We released a client patch with additional debugging info to track this down.
How often does this happen?
Please send reports via the BugReporter.
How often does this happen?
Please send reports via the BugReporter.
I can replicate this anytime I logoff then click too fast. Like this click, then click boom get this message.
However, if I loggoff and wait maybe 5 seconds to click quit I NEVER get error.
The memory message says something like DXGIWatchDogThreadWindow - Application Error
The instructions at 0xbunchofnumbers reference memory at 0xbunchofnumbers The memory could not be read.
Something like that. No big deal as long as I wait a few seconds first and it's not causing a problem for me but just thought you might want to know.
Windows 11, i9 7900x RTX 2080ti, ssd, 32gb
Sort of an old machine now but plenty fast still and windows 10 was upgraded automatically by windows to windows 11 etc. Just fyi.
However, if I loggoff and wait maybe 5 seconds to click quit I NEVER get error.
The memory message says something like DXGIWatchDogThreadWindow - Application Error
The instructions at 0xbunchofnumbers reference memory at 0xbunchofnumbers The memory could not be read.
Something like that. No big deal as long as I wait a few seconds first and it's not causing a problem for me but just thought you might want to know.
Windows 11, i9 7900x RTX 2080ti, ssd, 32gb
Sort of an old machine now but plenty fast still and windows 10 was upgraded automatically by windows to windows 11 etc. Just fyi.
If you can please continue triggering the issue, and then hopefully the Bug Reporter pops up, then submit the report and hopefully we can glean more information on the problem.
Although, as Google says, this is likely to be related to drivers, from their "AI Overview":
A "DXGI WatchDog Thread Window - Application Error" message usually indicates a problem with your graphics card or its drivers, specifically related to the DirectX Graphics Infrastructure (DXGI) component that manages communication between your application and graphics hardware.
What it means:
Watchdog timer triggered: The "Watchdog" part refers to a monitoring system within DXGI that checks for prolonged inactivity or errors in the graphics pipeline. When it detects an issue, like a driver crash or a stuck rendering process, it triggers this error message.
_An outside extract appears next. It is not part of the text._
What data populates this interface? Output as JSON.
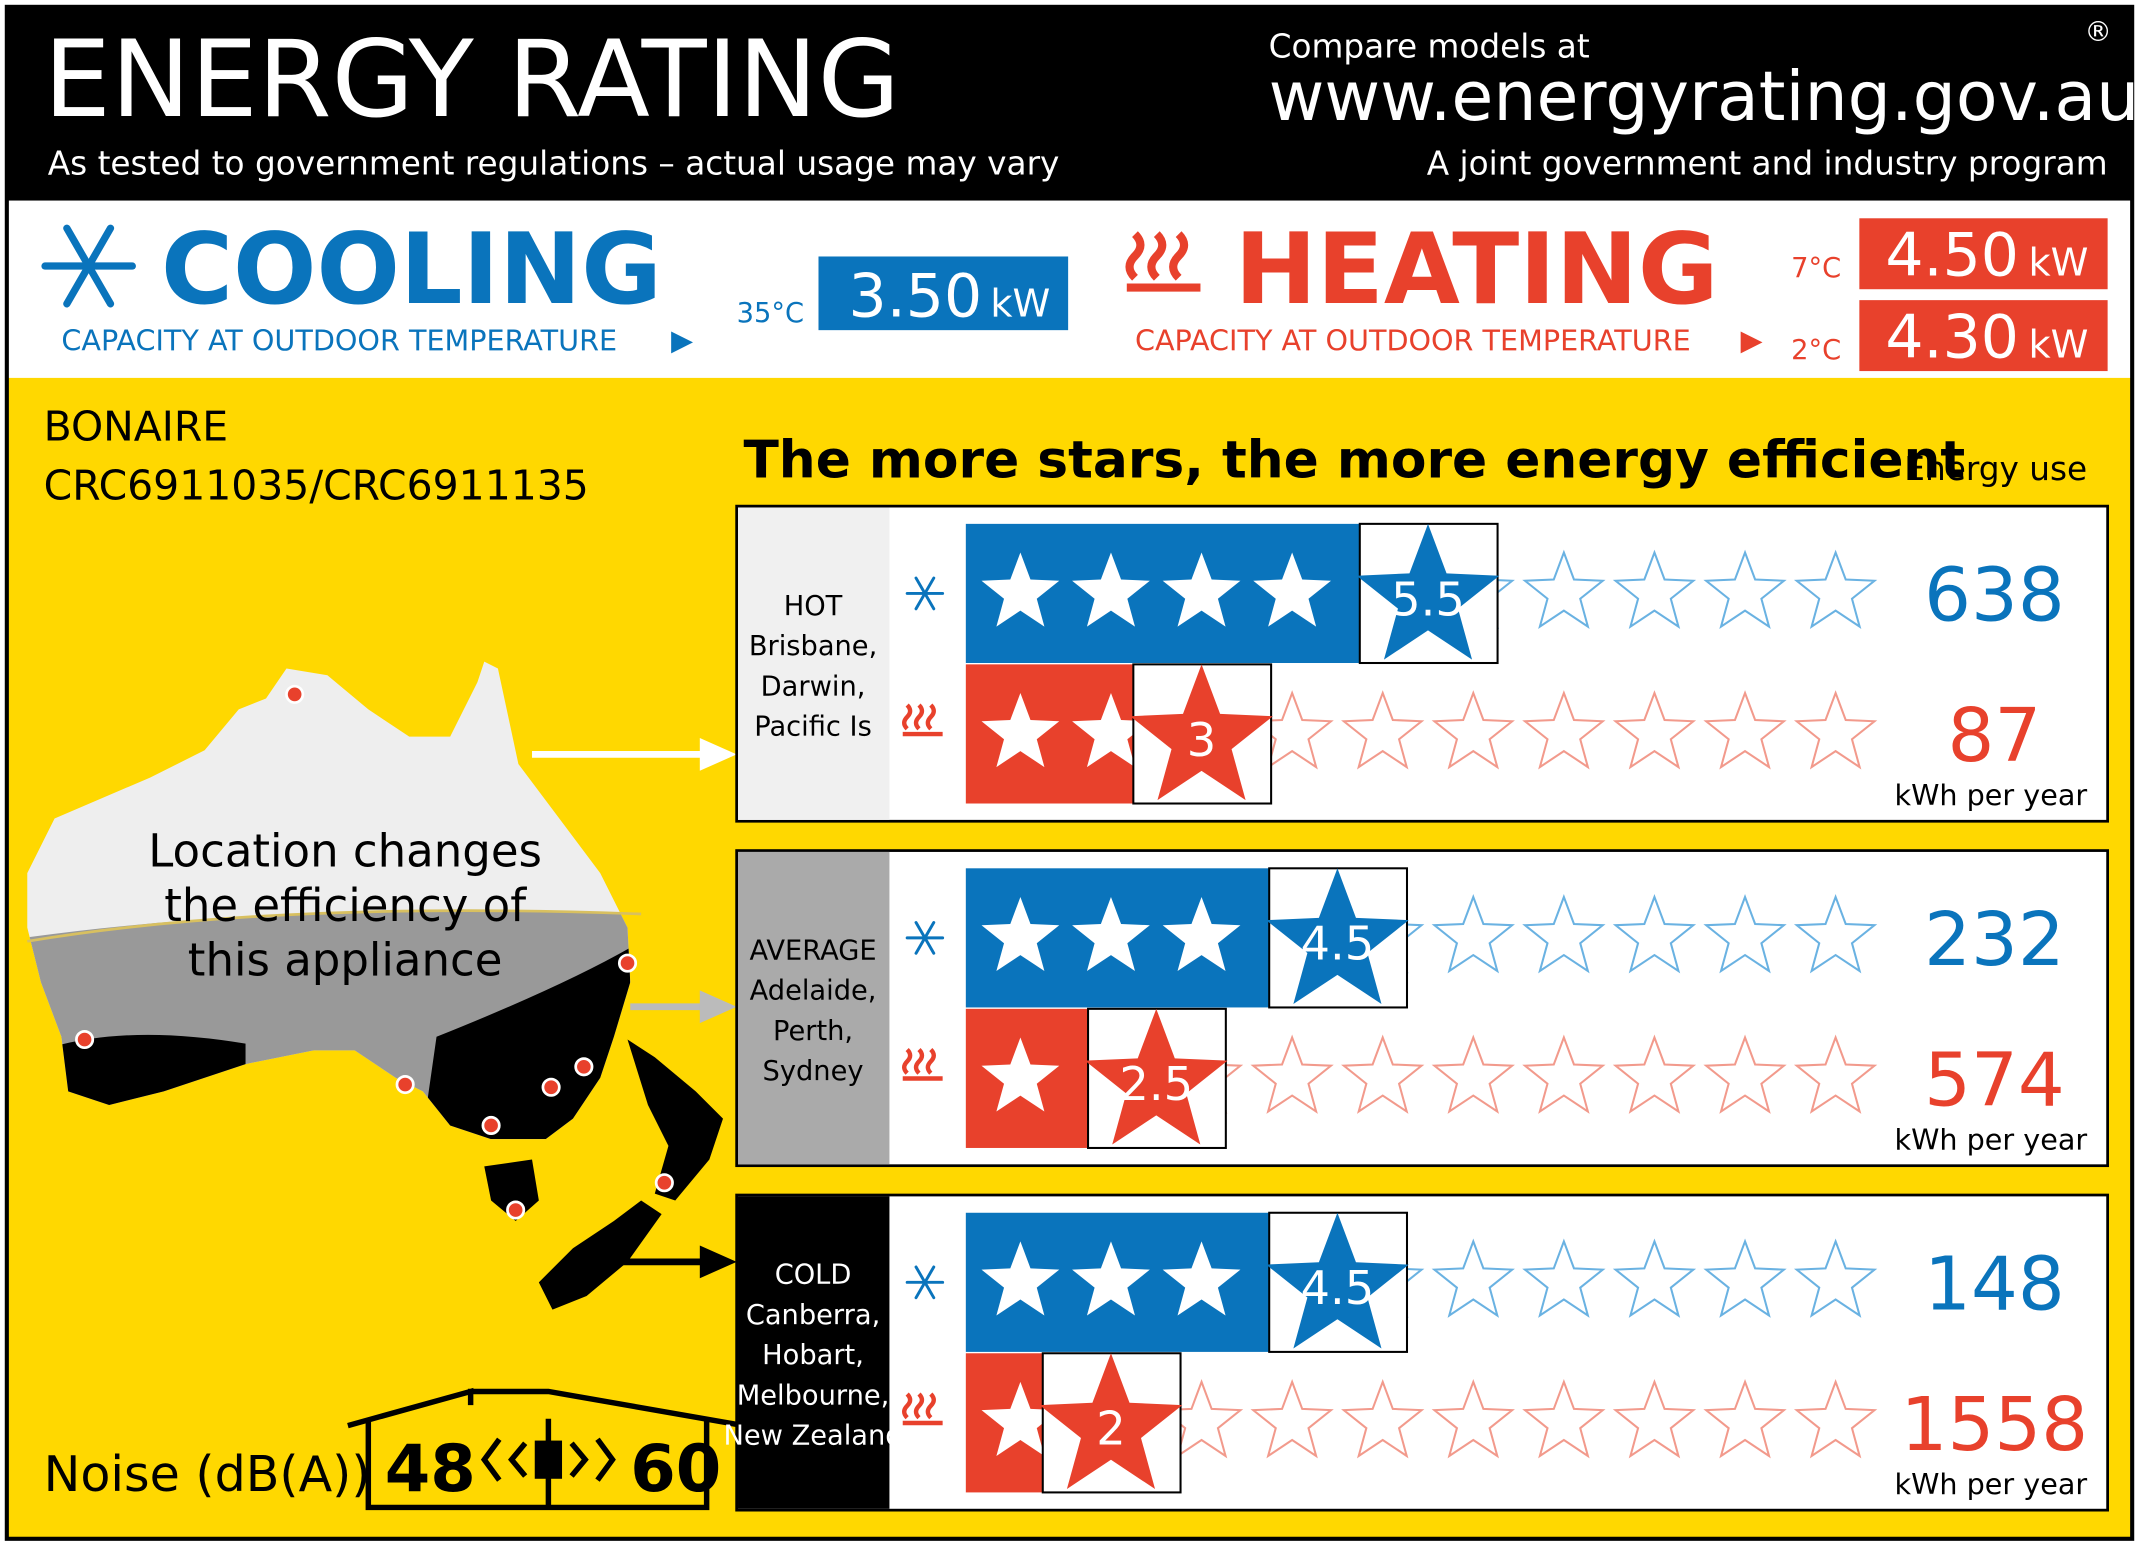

I'm not a huge fan of Google's AI overviews, as some of them are super wrong. But this one is reaching the same conclusion as I did after reading a bunch of deeper reports and articles. There's no question the subsystem involved as driver-related, and the watchdog failure is pretty suspect.
Once you submit some more bug reports for our records, I would try upgrading to the latest NVIDIA drivers?
Or, alternatively, you could switch to using the Vulkan renderer, which may stop using the DXGI driver codepath entirely, at least on x86-64 (but probably not on ARM64).
Although, as Google says, this is likely to be related to drivers, from their "AI Overview":
A "DXGI WatchDog Thread Window - Application Error" message usually indicates a problem with your graphics card or its drivers, specifically related to the DirectX Graphics Infrastructure (DXGI) component that manages communication between your application and graphics hardware.
What it means:
Watchdog timer triggered: The "Watchdog" part refers to a monitoring system within DXGI that checks for prolonged inactivity or errors in the graphics pipeline. When it detects an issue, like a driver crash or a stuck rendering process, it triggers this error message.
I'm not a huge fan of Google's AI overviews, as some of them are super wrong. But this one is reaching the same conclusion as I did after reading a bunch of deeper reports and articles. There's no question the subsystem involved as driver-related, and the watchdog failure is pretty suspect.
Once you submit some more bug reports for our records, I would try upgrading to the latest NVIDIA drivers?
Or, alternatively, you could switch to using the Vulkan renderer, which may stop using the DXGI driver codepath entirely, at least on x86-64 (but probably not on ARM64).